Bagi orang yang berserah diri, ia tidak akan mengeluh atau protes kepada Allah atas ketentuan yang ditetapkan padanya. Tindakan yang dilakukannya hanya semata-mata karena taat mematuhi perintah Allah.

Dia berlaku baik bukan sebagai balasan karena orang telah berbuat baik kepadanya, tetapi kebaikan itu dilakukannya semata-mata karena Allah memerintahkan manusia untu berbuat kebajikan.
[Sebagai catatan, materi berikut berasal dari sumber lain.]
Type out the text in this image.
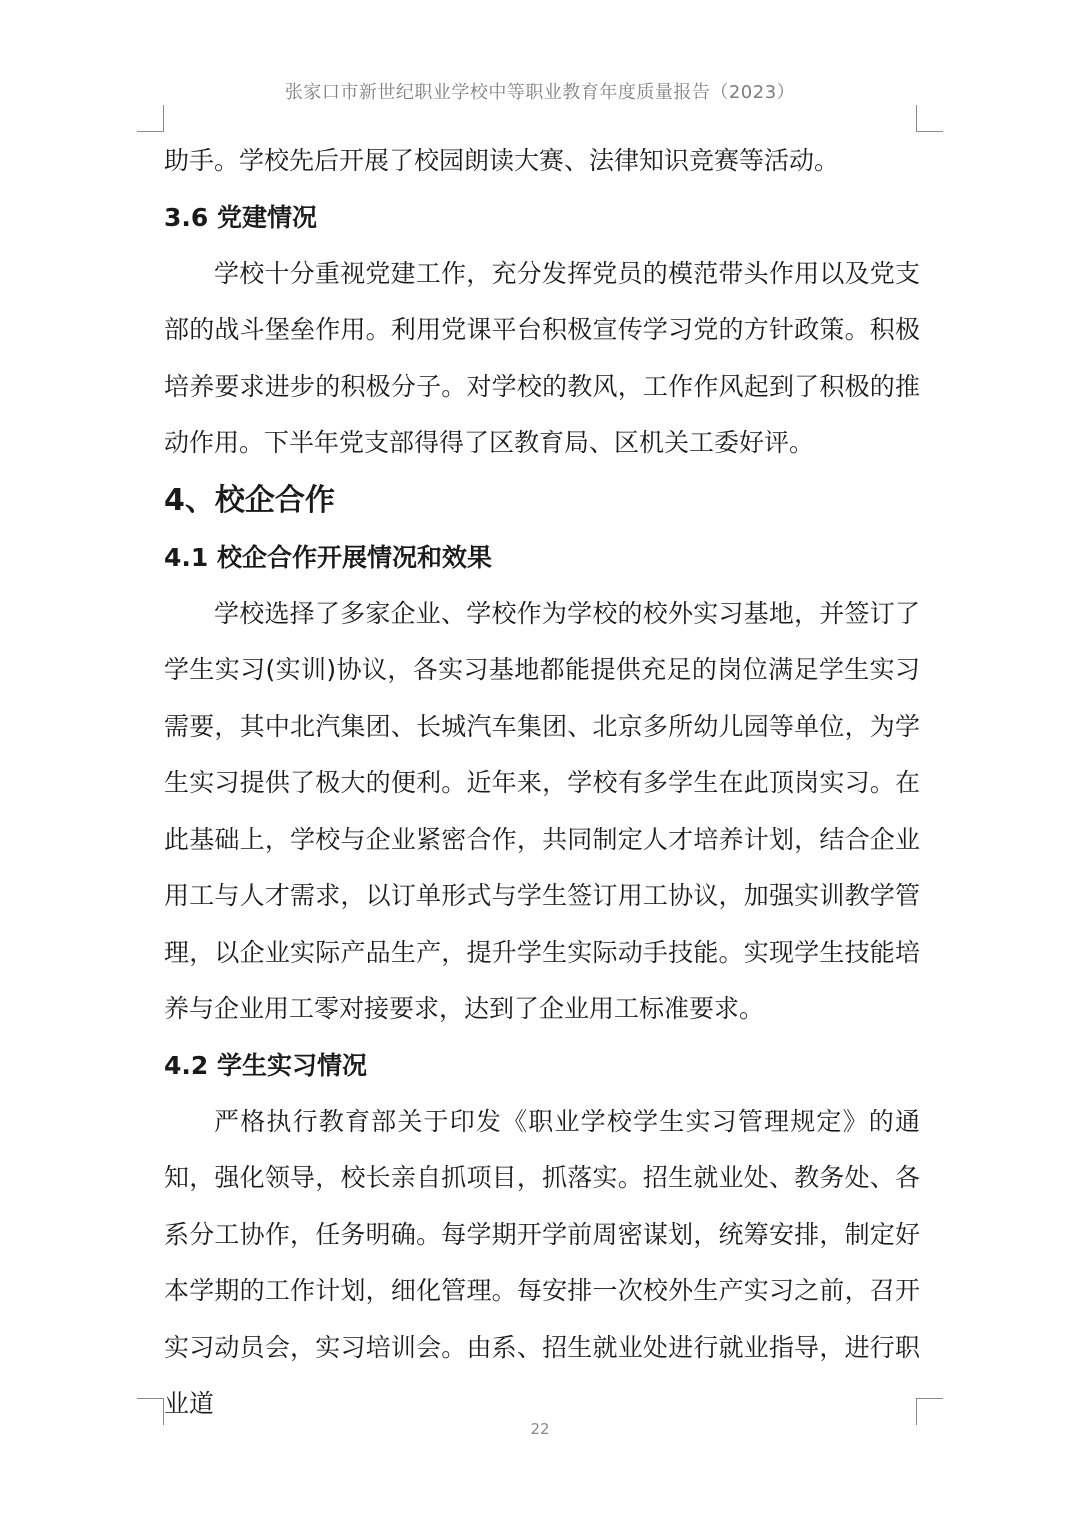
张家口市新世纪职业学校中等职业教育年度质量报告（2023）

助手。学校先后开展了校园朗读大赛、法律知识竞赛等活动。

3.6 党建情况

学校十分重视党建工作，充分发挥党员的模范带头作用以及党支部的战斗堡垒作用。利用党课平台积极宣传学习党的方针政策。积极培养要求进步的积极分子。对学校的教风，工作作风起到了积极的推动作用。下半年党支部得得了区教育局、区机关工委好评。

4、校企合作
4.1 校企合作开展情况和效果

学校选择了多家企业、学校作为学校的校外实习基地，并签订了学生实习(实训)协议，各实习基地都能提供充足的岗位满足学生实习需要，其中北汽集团、长城汽车集团、北京多所幼儿园等单位，为学生实习提供了极大的便利。近年来，学校有多学生在此顶岗实习。在此基础上，学校与企业紧密合作，共同制定人才培养计划，结合企业用工与人才需求，以订单形式与学生签订用工协议，加强实训教学管理，以企业实际产品生产，提升学生实际动手技能。实现学生技能培养与企业用工零对接要求，达到了企业用工标准要求。

4.2 学生实习情况

严格执行教育部关于印发《职业学校学生实习管理规定》的通知，强化领导，校长亲自抓项目，抓落实。招生就业处、教务处、各系分工协作，任务明确。每学期开学前周密谋划，统筹安排，制定好本学期的工作计划，细化管理。每安排一次校外生产实习之前，召开实习动员会，实习培训会。由系、招生就业处进行就业指导，进行职业道

22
Pandangan bathinnya polos sebagaimana adanya, tidak ada buruk sangka. Lirikannya tanpa disertai emosi. Jiwanya tidak terguncangkan oleh adanya stimulan baik yang bersal dari dalam jiwanya sendiri maupun yang bersal dari lingkungannya. Dia dapat merasakan kaya tanpa harta, sakti tanpa ilmu.
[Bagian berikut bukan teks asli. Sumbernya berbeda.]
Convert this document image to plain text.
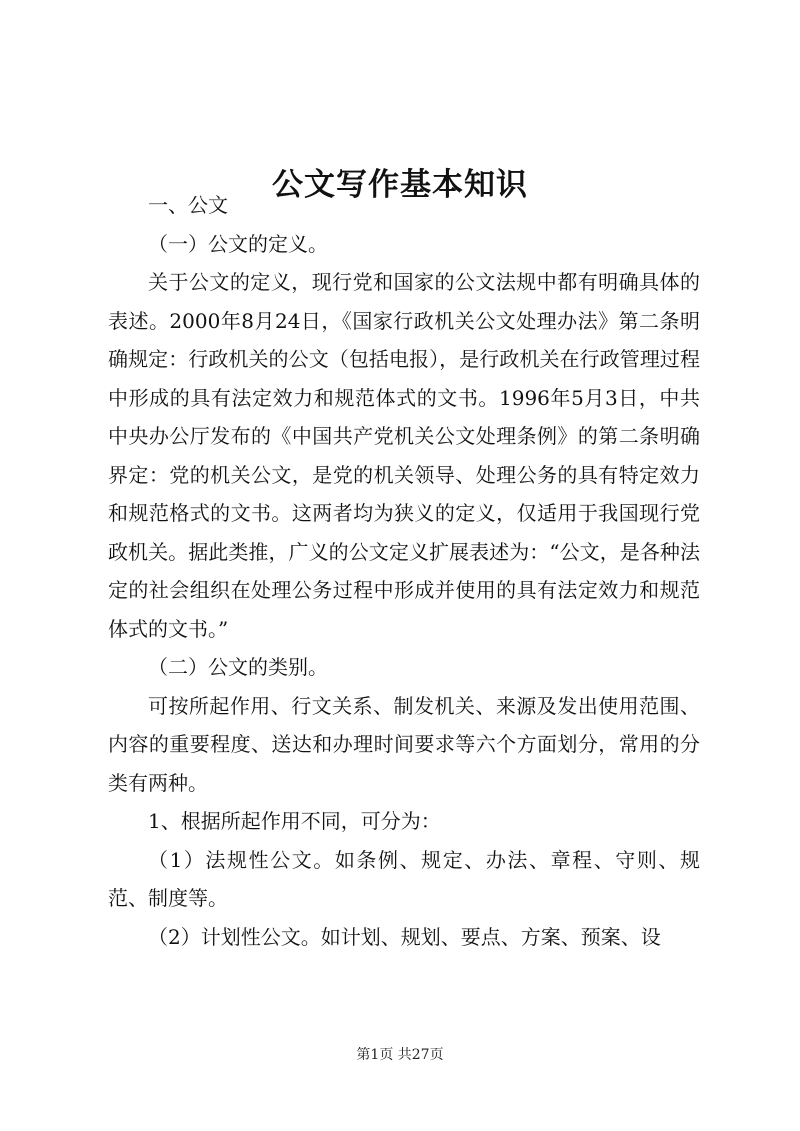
公文写作基本知识

一、公文

（一）公文的定义。

关于公文的定义，现行党和国家的公文法规中都有明确具体的表述。2000年8月24日，《国家行政机关公文处理办法》第二条明确规定：行政机关的公文（包括电报），是行政机关在行政管理过程中形成的具有法定效力和规范体式的文书。1996年5月3日，中共中央办公厅发布的《中国共产党机关公文处理条例》的第二条明确界定：党的机关公文，是党的机关领导、处理公务的具有特定效力和规范格式的文书。这两者均为狭义的定义，仅适用于我国现行党政机关。据此类推，广义的公文定义扩展表述为：“公文，是各种法定的社会组织在处理公务过程中形成并使用的具有法定效力和规范体式的文书。”

（二）公文的类别。

可按所起作用、行文关系、制发机关、来源及发出使用范围、内容的重要程度、送达和办理时间要求等六个方面划分，常用的分类有两种。

1、根据所起作用不同，可分为：

（1）法规性公文。如条例、规定、办法、章程、守则、规范、制度等。

（2）计划性公文。如计划、规划、要点、方案、预案、设

第1页 共27页
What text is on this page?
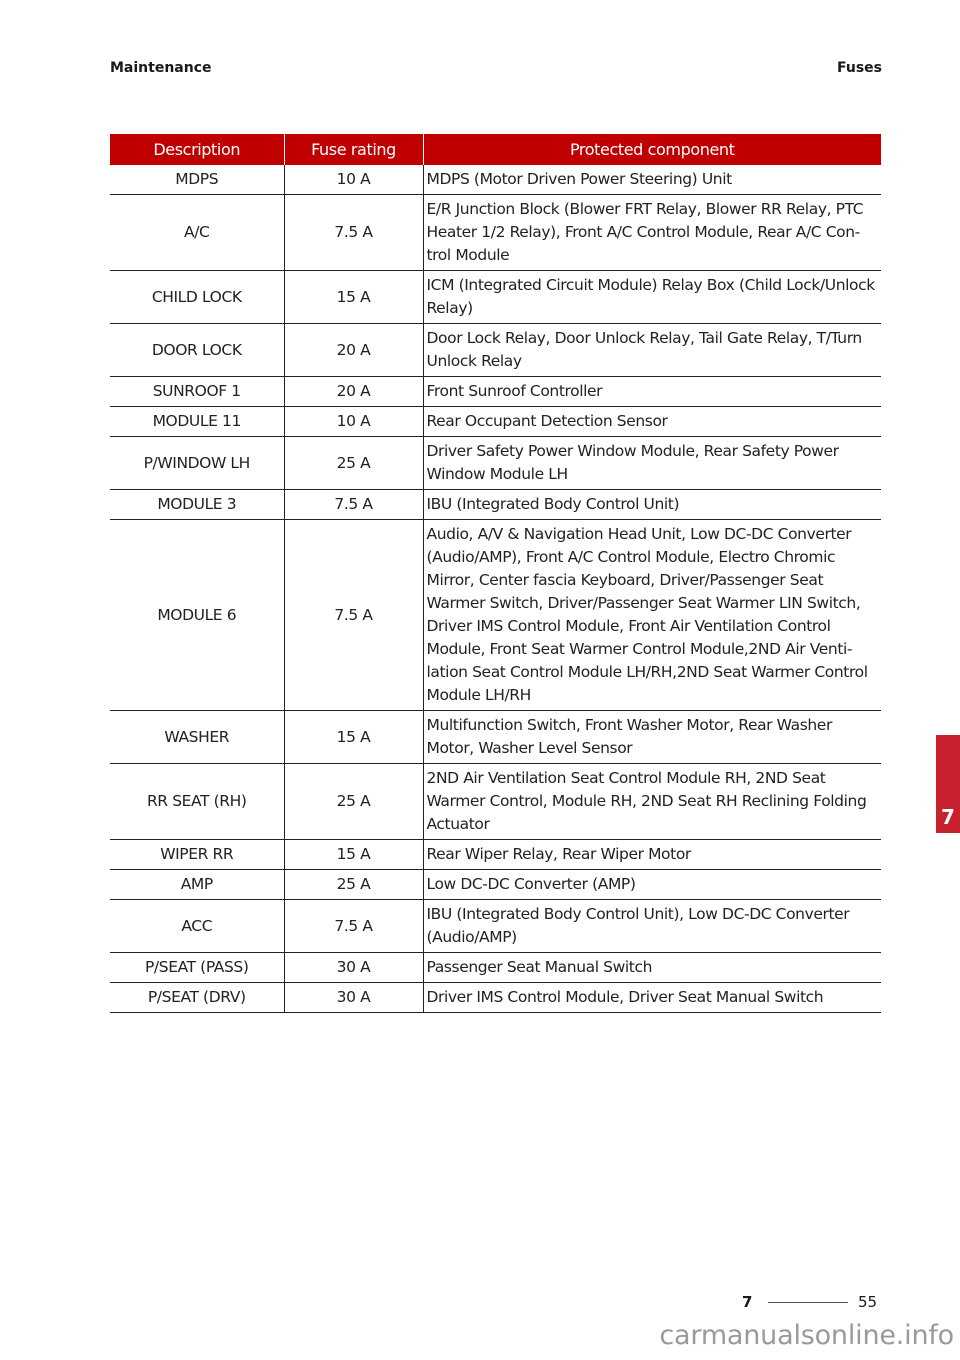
Maintenance	Fuses
Description	Fuse rating	Protected component
MDPS	10 A	MDPS (Motor Driven Power Steering) Unit
A/C	7.5 A	E/R Junction Block (Blower FRT Relay, Blower RR Relay, PTC Heater 1/2 Relay), Front A/C Control Module, Rear A/C Con-trol Module
CHILD LOCK	15 A	ICM (Integrated Circuit Module) Relay Box (Child Lock/Unlock Relay)
DOOR LOCK	20 A	Door Lock Relay, Door Unlock Relay, Tail Gate Relay, T/Turn Unlock Relay
SUNROOF 1	20 A	Front Sunroof Controller
MODULE 11	10 A	Rear Occupant Detection Sensor
P/WINDOW LH	25 A	Driver Safety Power Window Module, Rear Safety Power Window Module LH
MODULE 3	7.5 A	IBU (Integrated Body Control Unit)
MODULE 6	7.5 A	Audio, A/V & Navigation Head Unit, Low DC-DC Converter (Audio/AMP), Front A/C Control Module, Electro Chromic Mirror, Center fascia Keyboard, Driver/Passenger Seat Warmer Switch, Driver/Passenger Seat Warmer LIN Switch, Driver IMS Control Module, Front Air Ventilation Control Module, Front Seat Warmer Control Module,2ND Air Venti-lation Seat Control Module LH/RH,2ND Seat Warmer Control Module LH/RH
WASHER	15 A	Multifunction Switch, Front Washer Motor, Rear Washer Motor, Washer Level Sensor
RR SEAT (RH)	25 A	2ND Air Ventilation Seat Control Module RH, 2ND Seat Warmer Control, Module RH, 2ND Seat RH Reclining Folding Actuator
WIPER RR	15 A	Rear Wiper Relay, Rear Wiper Motor
AMP	25 A	Low DC-DC Converter (AMP)
ACC	7.5 A	IBU (Integrated Body Control Unit), Low DC-DC Converter (Audio/AMP)
P/SEAT (PASS)	30 A	Passenger Seat Manual Switch
P/SEAT (DRV)	30 A	Driver IMS Control Module, Driver Seat Manual Switch
7
7	55
carmanualsonline.info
Sebagai kesimpulan, kunci agar dapat berserah diri kepada Allah adalah kita harus selalu berprasangka baik kepada Allah.

Berusahalah dahulu dengan segenap kemampuan yang ada, kemudian serahkan ketentuan hasilnya kepada Allah. Apapun hasil yang diperoleh dari usaha kita itu, yakinlah bahwa itu merupakan yang terbaik atau yang paling sesuai dengan kebutuhan kita saat ini, yaitu sejalan dengan permintaan kita pada stiap shalat


[1:6] Tunjukilah kami jalan yang lurus,

Ingat pula bahwa musibah yang menimpa bukanlah untuk ditangisi, tetapi merupakan isyarat dari Allah agar kita segera berbenah diri, melakukan introspeksi adakah aturan main-Nya kita langgar.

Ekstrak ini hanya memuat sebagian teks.